Мифы любви, считает Колаковский, заключаются в том, что они содержат "тотальность требования", во что переходит вся относительность познаваемого. Любовь – это "переживание чего-то первоначального, безошибочного", ибо она не требует оснований и оправданий. Любовь – это попытка уничтожить время, ибо мгновение она переживает как вечность, в которой становятся равноправными или вообще исчезают прошлое и будущее. И наконец, она есть опыт целостности в противовес частностям, то есть целостности, а не просто суммы частей или разновидности индуктивного обобщения отдельных явлений, как это было бы, если бы любовь выводилась из суммы различных положительных качеств возлюбленного230.
Что же касается нашего отношения к природе, то оно, по Колаковскому, характеризуется постоянным напряженным стремлением "преодолеть ее равнодушие по отношению к нам"231. Не помогает и то, что мы превращаем ее с помощью техники в исчисляемую машину, ибо от этого она становится еще более чуждой. Ревущий горный поток кажется нам более "человечным", чем автоматизированный "производственный агрегат"232. Причина этого состоит в том, что все человеческое характеризуется неподвластной расчету спонтанностью233. С этой точки зрения гуманизация природы методом технического обуздания представляет собой ошибочный путь, постепенно оборачивающийся к нам своей враждебной стороной. "Равнодушный мир, мир загадочный, капризный и не поддающийся расчету, который мы однажды навсегда покинули, – говорит Колаковский, – именно этот мир мы в состоянии обуздать с помощью его мифического постижения. Обуздать его можно, приписывая его явлениям невидимый непосредственно смысл, благосклонность или враждебность другого бытия, обращающегося к нам посредством зашифрованных знаков природы... В той же мере, в какой мы потеряли способность вернуться к мифическому постижению физического бытия, мы потеряли и надежду на его приручение и очеловечивание; мы пребываем в конфронтации с вещами, подчиненными нам благодаря факту их безграничного равнодушия по отношению к нам"234. Как бы мы ни старались выбрать между научно-техническим и мифическим истолкованием природы, сам этот выбор, по мнению Колаковского, представлял бы собой исключительно мифическое явление. Ведь никакая рациональная аргументация не способна "привести здесь необходимые основания, которые принудили бы нас однозначно характеризовать тот или иной порядок" (мифический или научный) "как своеобразную тень, закрывающую собой иную, "подлинную" реальность. Ничто не позволяет различить, какой из этих порядков образует действительный мир, а какой, напротив, порождение воображения"235.

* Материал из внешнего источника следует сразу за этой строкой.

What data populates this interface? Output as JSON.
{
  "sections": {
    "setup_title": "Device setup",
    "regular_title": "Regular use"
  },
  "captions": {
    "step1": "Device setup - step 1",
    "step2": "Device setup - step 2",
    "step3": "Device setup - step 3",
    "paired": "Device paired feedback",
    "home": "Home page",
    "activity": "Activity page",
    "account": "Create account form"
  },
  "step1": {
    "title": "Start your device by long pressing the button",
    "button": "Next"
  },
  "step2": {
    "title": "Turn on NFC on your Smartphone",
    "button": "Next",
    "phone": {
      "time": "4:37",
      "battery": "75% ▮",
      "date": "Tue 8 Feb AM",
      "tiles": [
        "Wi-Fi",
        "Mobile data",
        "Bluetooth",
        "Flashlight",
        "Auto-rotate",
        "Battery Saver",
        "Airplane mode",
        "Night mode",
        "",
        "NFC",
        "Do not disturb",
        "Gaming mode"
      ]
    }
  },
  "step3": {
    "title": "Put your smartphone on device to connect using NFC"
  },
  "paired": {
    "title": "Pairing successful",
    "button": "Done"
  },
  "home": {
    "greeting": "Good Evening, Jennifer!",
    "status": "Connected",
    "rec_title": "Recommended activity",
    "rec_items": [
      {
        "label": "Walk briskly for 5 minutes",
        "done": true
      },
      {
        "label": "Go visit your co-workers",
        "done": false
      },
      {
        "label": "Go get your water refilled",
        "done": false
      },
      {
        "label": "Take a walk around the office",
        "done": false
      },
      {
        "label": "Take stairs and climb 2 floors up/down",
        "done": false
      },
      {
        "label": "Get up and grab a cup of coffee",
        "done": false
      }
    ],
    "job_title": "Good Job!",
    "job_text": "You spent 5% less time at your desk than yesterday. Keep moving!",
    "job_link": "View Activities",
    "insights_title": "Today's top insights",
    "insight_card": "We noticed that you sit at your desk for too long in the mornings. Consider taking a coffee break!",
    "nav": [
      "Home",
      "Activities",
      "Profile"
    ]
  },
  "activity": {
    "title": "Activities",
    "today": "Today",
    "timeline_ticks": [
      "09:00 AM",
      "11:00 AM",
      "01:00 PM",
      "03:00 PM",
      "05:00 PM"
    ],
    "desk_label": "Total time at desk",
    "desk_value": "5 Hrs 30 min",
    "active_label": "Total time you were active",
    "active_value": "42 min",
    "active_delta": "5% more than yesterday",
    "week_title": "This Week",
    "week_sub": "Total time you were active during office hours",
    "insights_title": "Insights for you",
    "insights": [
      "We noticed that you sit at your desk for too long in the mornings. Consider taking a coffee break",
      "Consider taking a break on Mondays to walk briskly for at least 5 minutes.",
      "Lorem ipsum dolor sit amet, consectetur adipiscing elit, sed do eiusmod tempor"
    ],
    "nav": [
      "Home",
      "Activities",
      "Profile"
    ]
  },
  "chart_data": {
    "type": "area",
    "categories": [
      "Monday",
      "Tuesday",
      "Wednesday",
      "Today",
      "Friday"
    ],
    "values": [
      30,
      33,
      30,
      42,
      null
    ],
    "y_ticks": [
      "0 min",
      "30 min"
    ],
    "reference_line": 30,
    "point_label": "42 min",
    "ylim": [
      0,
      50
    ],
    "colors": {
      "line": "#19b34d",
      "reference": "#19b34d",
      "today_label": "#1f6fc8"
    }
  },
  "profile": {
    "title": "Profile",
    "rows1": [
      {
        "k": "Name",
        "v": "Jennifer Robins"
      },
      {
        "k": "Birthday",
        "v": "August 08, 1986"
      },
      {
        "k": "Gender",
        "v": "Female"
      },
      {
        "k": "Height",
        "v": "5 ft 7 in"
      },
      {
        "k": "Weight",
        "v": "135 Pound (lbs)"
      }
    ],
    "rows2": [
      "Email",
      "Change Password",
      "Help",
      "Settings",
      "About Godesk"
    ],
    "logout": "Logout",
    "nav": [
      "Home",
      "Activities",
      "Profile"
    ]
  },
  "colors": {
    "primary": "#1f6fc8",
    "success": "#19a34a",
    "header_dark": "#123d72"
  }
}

' Поскольку же Колаковский, следуя распространенному словоупотреблению, называет мифическим все то, что покоится на лишь ограниченно обосновываемом решении, на абсолютном исходном пункте, то наука для него мифична не менее, чем представление об одушевленной природе, которое этой наукой разрушалось. Поэтому он говорит о "религиозных" и "нерелигиозных" мифах236, причем религиозные по меньшей мере частично соответствуют тем, которые я исследовал в предыдущих главах. Колаковский с категоричностью отмечает, что обе разновидности мифов "с функциональной точки зрения" представляют собой одно и то же и "свидетельствуют" о работе "того же самого слоя сознания"237. Различие лишь в том, что религиозный миф пребывает в своем абсолютном исходном пункте и знает лишь утвердительную смысловую и ценностную отнесенность, в то время как нерелигиозный, научный миф породил устойчивое когнитивноэмпирическое, аргументирующее мышление. Там мы обнаруживаем веру, лишенную сомнений, здесь – мыслящее сознание238.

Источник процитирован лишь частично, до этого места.